The 2nd, 3rd, 4th, and 5th issues are cognate in character, and cannot (especially the 3rd) be finally decided at present, but the general view of the Court on the facts and principles involved may now be indicated with sufficient clearness to render subsequent proceedings simple. Mr. Mantell's evidence is corroborated by the native testimony, and is conclusive that the owners of the land conveyed by the Port Cooper deed, are represented by the signers of it, and for them the Rapaki reserve was made. In the judgment of the Court, these men and their representatives, and those whom they choose to admit as relatives, must be the grantees of the reserve now litigated. It is very probable that a list of names made out under this rule will comprise the whole of the living descendants of the six old men who took possession of the place after Rauparaha's invasion; but whether it does or not, the Court cannot move from the status of the title as fixed in 1849, when the great transactions with Mr. Mantell took place.

The Court feels that it would be leaving its duty only half discharged, if it failed to notice the character of the deeds purporting to extinguish the native title to this island, which have been produced before it. Whether the deed called the "Ngaitahu Deed" can have any effect whatever in law is not a question upon which it is necessary to pronounce any opinion; but, having been compelled in the course of these proceedings to consider the terms and stipulations in this and other deeds produced, the Court could not fail to be struck with the remarkable reservation by the vendors of all their "pas, residences, cultivations, and burial-places, which were to be marked off by surveys, and remain their own property." This provision has not, according to the evidence, been effectually and finally carried out to the present day, nor has any release been sought for by the Crown. The witness, Mr. Mantell, who seems to have had great powers entrusted to him at one time by the Government, to carry out the intentions of the parties to these deeds, appears never to have retained them for a sufficient length of time to enable him to obtain from the natives a deed of conveyance whose validity could neither be questioned from incapacity in the grantee nor from uncertainty as to the parcels or reserved parcels. Conflicting instructions from the Government seem to have reached him with a curious, rapidity, and finally his most useful powers were withdrawn before he had been able page 30effectually to operate under them. The Court feels very strongly that it would be greatly to the honour and advantage of the Crown that the stipulations and reservations in these deeds of purchase should, without further delay, be perfectly observed and provided for. The present large assemblage of the persons interested has removed many of the difficulties which would otherwise attend the obtaining of the necessary agreement and release.
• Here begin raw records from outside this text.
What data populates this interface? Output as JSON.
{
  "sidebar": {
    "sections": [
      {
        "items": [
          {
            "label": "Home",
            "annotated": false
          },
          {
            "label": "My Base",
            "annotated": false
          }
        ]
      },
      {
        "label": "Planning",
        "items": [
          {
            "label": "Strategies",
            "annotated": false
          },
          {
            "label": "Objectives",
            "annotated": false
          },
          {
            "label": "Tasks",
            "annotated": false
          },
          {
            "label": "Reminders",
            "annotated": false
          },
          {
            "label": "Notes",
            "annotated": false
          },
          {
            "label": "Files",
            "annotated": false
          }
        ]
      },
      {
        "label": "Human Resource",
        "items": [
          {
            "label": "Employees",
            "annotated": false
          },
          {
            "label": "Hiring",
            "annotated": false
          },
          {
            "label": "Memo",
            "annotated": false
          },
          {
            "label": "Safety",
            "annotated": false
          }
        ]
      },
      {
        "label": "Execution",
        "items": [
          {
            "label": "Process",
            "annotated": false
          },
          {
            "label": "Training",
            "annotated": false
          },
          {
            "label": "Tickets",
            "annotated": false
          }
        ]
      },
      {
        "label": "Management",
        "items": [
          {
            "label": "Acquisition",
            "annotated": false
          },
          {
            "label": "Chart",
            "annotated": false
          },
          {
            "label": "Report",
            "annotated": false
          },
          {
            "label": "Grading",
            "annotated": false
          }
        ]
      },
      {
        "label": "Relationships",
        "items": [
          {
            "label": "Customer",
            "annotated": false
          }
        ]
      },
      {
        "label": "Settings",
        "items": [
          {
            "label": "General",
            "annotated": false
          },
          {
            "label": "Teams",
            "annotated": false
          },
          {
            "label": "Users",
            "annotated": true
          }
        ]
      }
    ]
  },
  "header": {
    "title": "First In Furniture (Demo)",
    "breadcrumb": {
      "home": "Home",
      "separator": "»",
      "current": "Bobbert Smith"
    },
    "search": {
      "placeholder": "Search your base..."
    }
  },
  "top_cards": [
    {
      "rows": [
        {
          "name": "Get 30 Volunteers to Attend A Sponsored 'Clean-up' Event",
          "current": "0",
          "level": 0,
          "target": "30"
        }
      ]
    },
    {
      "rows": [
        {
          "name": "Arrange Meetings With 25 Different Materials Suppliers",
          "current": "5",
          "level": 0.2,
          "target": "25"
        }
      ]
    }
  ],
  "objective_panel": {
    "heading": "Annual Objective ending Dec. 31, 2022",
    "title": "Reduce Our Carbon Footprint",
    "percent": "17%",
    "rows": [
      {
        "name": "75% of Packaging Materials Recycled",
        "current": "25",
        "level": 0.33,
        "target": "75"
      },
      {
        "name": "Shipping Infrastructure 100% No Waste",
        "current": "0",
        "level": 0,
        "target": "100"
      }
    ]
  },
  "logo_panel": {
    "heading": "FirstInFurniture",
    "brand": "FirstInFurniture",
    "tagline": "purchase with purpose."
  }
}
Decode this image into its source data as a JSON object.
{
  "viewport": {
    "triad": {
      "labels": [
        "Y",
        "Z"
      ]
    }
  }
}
Lastly—although as a rule this Court carefully endeavours to avoid following equities, confining itself to creating and dealing with legal estates—it feels that it ought to express its clear opinion that the Kaiapoi natives have, by adopting a principle in the subdivision of their reserve which this Court cannot follow, suffered a loss to the exact amount of the land apportioned, with Mr. Buller's sanction, to natives for whom other reserves had been set apart; and although, as far as has been shown to the Court, that gentleman had no direct authority at law for what he did, and was in fact a volunteer, or might be compared to an executor de son tort, yet, as before observed, the evidence clearly shows that the natives believed him to be a duly authorised officer of the Crown, and they acted without question upon his suggestions; and we think that natural equity requires that land to the amount lost by them should be found for them elsewhere by the Government.